Life is simple for the fanatic. Every moment of every day is devoted to the cause, sacrificed at the altar of the chosen godhead. What to wear, what to buy, what to listen to, what to watch, what to hoard, what to shun is never a cause for indecision or angst. The fanatic always has a friend, a compatriot, a brother-in-arms to stave off the harsh stares and criticism of the unanointed. The fanatic, bathed in the warmth of his righteousness, always has a place, always has a mission, and always has a reason. To be in such a place must be a grand thing: to have a template for every move, a fire in the breast that never flickers, and a ready group of brethren at one’s beck and call. Oh, to be a fanatic. What sweet, sweet surrender.
A predisposition to this mania must be hard-wired into some of us. Not everyone watches “Star Trek” every night or collects Beanie Babies or flagellates and bleeds in the city square. Not everyone can spend a majority of their waking moments watching college football or thinking about college football or getting violently pissed off when someone disparages a college football team. No. There is a breed, a separate species of human that is susceptible to this madness, to the fury that seizes their consciousness and never lets go.
In Ypsilanti, in a place called Riverside Park, I witnessed a mighty throng of these zealots, these soldiers in the fight. The punishing sun became a cathedral spire, and the slightly moist grass a hardwood floor to a temple where one man would be conjured and mimicked and brought forth to be touched and absorbed in hazy communion. Heathens, step forward and take this man! Believers, come unto him and give him praise! Those hungry for a pulled-pork sandwich or a tasty barbecued rib, kindly step off to the rear of the temple and choose between “The Pork Posse” or “Little Porky’s” or “The Rib Rustler!”
The rest of you, grab a Budweiser (four bucks for 16 ounces — not bad) and get on your knees: Elvis has just entered the building.

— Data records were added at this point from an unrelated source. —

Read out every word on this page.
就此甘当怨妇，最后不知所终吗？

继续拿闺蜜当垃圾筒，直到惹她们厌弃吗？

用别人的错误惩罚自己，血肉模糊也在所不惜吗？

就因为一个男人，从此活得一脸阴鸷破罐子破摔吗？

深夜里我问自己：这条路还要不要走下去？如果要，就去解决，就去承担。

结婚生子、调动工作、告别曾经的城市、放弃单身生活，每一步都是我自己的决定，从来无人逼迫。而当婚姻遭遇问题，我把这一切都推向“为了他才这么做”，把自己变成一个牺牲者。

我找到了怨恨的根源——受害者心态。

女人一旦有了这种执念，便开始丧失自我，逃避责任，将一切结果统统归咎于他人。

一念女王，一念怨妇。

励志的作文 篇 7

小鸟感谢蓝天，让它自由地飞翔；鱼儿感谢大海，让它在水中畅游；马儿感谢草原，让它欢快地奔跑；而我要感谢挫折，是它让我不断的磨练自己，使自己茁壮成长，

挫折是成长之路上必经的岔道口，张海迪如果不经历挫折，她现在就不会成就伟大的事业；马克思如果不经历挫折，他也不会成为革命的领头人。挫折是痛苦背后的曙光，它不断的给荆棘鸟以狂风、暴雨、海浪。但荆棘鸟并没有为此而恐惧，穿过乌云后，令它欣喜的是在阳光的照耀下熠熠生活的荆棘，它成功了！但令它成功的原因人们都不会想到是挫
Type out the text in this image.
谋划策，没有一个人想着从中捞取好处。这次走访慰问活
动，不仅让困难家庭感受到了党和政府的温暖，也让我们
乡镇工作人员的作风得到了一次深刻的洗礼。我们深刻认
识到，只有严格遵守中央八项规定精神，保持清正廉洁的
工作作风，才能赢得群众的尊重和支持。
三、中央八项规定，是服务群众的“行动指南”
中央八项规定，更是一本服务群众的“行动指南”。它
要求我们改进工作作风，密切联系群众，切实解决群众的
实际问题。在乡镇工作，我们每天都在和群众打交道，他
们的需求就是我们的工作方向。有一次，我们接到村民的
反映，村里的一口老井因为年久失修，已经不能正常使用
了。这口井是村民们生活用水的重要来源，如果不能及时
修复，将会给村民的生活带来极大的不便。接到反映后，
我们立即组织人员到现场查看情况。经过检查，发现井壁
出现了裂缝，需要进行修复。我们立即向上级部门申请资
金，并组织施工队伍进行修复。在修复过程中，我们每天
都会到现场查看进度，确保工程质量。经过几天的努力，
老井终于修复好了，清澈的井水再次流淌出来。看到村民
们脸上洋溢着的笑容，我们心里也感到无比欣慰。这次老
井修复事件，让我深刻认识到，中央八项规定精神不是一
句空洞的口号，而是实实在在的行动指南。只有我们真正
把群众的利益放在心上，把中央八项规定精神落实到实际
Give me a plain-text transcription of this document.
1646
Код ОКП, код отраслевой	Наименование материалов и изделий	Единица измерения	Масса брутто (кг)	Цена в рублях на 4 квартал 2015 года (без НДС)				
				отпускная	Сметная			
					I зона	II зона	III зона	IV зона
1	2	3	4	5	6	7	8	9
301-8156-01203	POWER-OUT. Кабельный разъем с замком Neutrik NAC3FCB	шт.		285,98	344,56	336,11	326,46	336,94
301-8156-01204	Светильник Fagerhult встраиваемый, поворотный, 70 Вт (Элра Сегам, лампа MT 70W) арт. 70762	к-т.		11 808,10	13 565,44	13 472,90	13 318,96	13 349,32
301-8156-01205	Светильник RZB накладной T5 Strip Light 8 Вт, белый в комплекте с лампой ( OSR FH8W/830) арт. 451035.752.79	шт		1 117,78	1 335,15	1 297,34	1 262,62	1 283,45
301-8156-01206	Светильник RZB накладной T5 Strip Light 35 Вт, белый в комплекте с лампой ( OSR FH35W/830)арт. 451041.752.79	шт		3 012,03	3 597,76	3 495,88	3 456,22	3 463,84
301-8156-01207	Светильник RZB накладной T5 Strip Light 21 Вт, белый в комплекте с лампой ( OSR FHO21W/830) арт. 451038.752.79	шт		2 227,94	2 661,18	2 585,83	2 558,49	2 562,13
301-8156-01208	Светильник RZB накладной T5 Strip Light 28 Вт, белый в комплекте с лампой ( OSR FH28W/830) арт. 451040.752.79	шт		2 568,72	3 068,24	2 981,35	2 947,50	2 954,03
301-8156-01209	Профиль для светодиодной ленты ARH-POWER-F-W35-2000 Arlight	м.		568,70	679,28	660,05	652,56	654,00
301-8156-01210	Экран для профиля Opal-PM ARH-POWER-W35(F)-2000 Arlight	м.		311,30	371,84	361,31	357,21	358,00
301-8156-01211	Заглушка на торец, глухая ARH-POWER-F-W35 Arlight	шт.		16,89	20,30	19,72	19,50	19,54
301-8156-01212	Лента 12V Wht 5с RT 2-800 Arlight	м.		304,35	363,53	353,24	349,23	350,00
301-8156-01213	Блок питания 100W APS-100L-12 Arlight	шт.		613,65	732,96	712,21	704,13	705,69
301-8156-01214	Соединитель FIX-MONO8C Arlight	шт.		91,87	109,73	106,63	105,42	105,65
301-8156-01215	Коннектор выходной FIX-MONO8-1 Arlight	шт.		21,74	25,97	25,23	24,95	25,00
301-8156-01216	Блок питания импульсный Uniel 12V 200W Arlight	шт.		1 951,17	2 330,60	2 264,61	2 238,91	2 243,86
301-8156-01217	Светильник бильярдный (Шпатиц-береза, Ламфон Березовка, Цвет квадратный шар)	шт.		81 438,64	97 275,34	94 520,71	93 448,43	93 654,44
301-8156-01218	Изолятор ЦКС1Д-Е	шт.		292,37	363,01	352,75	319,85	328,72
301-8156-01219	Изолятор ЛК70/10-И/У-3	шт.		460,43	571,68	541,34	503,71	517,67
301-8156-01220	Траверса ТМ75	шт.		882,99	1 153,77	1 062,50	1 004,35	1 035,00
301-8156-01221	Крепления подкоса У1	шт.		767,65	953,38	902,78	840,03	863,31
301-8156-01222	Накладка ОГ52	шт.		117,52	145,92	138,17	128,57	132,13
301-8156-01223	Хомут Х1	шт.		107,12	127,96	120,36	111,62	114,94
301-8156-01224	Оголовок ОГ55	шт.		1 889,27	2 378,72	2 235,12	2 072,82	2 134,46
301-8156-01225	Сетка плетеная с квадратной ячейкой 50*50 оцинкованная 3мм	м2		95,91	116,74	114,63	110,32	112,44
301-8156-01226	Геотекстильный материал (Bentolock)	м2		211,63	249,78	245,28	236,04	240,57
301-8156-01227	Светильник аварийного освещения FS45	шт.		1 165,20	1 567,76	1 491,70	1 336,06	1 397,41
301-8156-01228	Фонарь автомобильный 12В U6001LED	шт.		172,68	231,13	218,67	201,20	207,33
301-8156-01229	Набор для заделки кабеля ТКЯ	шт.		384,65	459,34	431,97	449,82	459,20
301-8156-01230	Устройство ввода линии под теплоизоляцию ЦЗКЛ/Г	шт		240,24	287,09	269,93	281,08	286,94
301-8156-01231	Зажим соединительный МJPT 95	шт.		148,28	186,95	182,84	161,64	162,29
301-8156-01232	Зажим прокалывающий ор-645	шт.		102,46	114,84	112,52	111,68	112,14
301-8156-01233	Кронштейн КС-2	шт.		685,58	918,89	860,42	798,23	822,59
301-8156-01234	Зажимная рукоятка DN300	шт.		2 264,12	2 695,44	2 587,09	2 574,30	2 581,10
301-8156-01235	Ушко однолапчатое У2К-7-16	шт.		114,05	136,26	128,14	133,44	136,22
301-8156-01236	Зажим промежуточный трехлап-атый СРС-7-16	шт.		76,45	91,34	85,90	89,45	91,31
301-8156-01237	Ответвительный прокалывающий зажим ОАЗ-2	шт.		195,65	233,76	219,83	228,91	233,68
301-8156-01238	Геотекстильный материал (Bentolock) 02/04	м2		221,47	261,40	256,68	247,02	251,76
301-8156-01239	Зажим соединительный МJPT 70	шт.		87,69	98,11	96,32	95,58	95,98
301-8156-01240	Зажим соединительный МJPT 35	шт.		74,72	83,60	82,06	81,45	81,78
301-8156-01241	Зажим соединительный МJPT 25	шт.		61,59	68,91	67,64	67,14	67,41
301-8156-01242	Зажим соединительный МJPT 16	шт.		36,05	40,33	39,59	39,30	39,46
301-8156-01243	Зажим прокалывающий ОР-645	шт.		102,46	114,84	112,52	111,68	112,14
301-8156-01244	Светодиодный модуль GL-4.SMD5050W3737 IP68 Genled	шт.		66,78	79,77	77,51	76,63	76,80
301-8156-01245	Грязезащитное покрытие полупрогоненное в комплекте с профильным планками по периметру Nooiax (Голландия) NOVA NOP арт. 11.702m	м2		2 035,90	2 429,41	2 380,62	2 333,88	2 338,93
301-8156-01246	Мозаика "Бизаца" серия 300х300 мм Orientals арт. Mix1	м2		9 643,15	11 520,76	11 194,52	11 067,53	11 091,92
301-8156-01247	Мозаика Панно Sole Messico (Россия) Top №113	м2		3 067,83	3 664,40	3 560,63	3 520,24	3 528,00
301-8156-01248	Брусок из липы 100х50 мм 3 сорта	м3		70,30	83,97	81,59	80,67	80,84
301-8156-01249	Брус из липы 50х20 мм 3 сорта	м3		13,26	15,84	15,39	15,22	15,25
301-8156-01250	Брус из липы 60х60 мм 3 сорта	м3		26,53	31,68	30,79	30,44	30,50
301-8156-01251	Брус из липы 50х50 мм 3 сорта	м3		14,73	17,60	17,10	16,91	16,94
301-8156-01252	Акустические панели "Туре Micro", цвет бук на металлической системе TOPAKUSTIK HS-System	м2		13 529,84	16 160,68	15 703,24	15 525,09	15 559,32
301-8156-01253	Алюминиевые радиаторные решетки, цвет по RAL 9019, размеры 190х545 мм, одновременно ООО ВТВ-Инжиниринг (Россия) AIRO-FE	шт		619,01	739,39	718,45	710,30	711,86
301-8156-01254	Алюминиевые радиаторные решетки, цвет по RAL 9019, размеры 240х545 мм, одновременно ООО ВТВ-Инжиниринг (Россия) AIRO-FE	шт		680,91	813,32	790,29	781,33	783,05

Michigan Elvisfest 2004 is the official title of this annual gathering in Ypsilanti’s historic Depot Town. Sure, they’ve covered all the bases to make you think that this is nothing more than any other summer “festival” that pops up when the weather gets warm and people get to itchin’ to drink beer and show off their potbellies and farmer’s tans and silk-screen T-shirts. The festival had a big inflatable Budweiser can and a bunch of overpriced trinkets to waste your money on and one of those air-filled bouncy rides for the kiddies. It had young girls showing off for young dudes, and young dudes trying to look tough in cutoffs and sandals. It had fancy old cars and fancy old biker ladies and a battalion of portable toilets busily consuming the byproducts of the day’s ingestibles. A well-behaved, genteel soiree. But there was madness lurking beneath the summer blouse, quietly pulsating under baseball cap and bonnet. A mere scratch was enough for it to pour out, a confessional where these wretched sinners would bark their testimonials.
Are you ready to testify, Brandon Calderon? How about you, Amanda Wilson and Daniel Klein and Jedd Nickerson? And what about you, Mary Carson? Are you ready to tell us what happened when the savior took leave of his earthly cage and whose ghost now dwells within your eternally raptured heart? Sing now. Sing to us of the rotating pelvis and the flopping black bangs. Sing to us of teddy bears and tender love and hotels full of heartbreak. Sing to us of Tupelo and Memphis and Las Vegas. Take us to Graceland, and let us wash away our trespasses before its gates. Sing!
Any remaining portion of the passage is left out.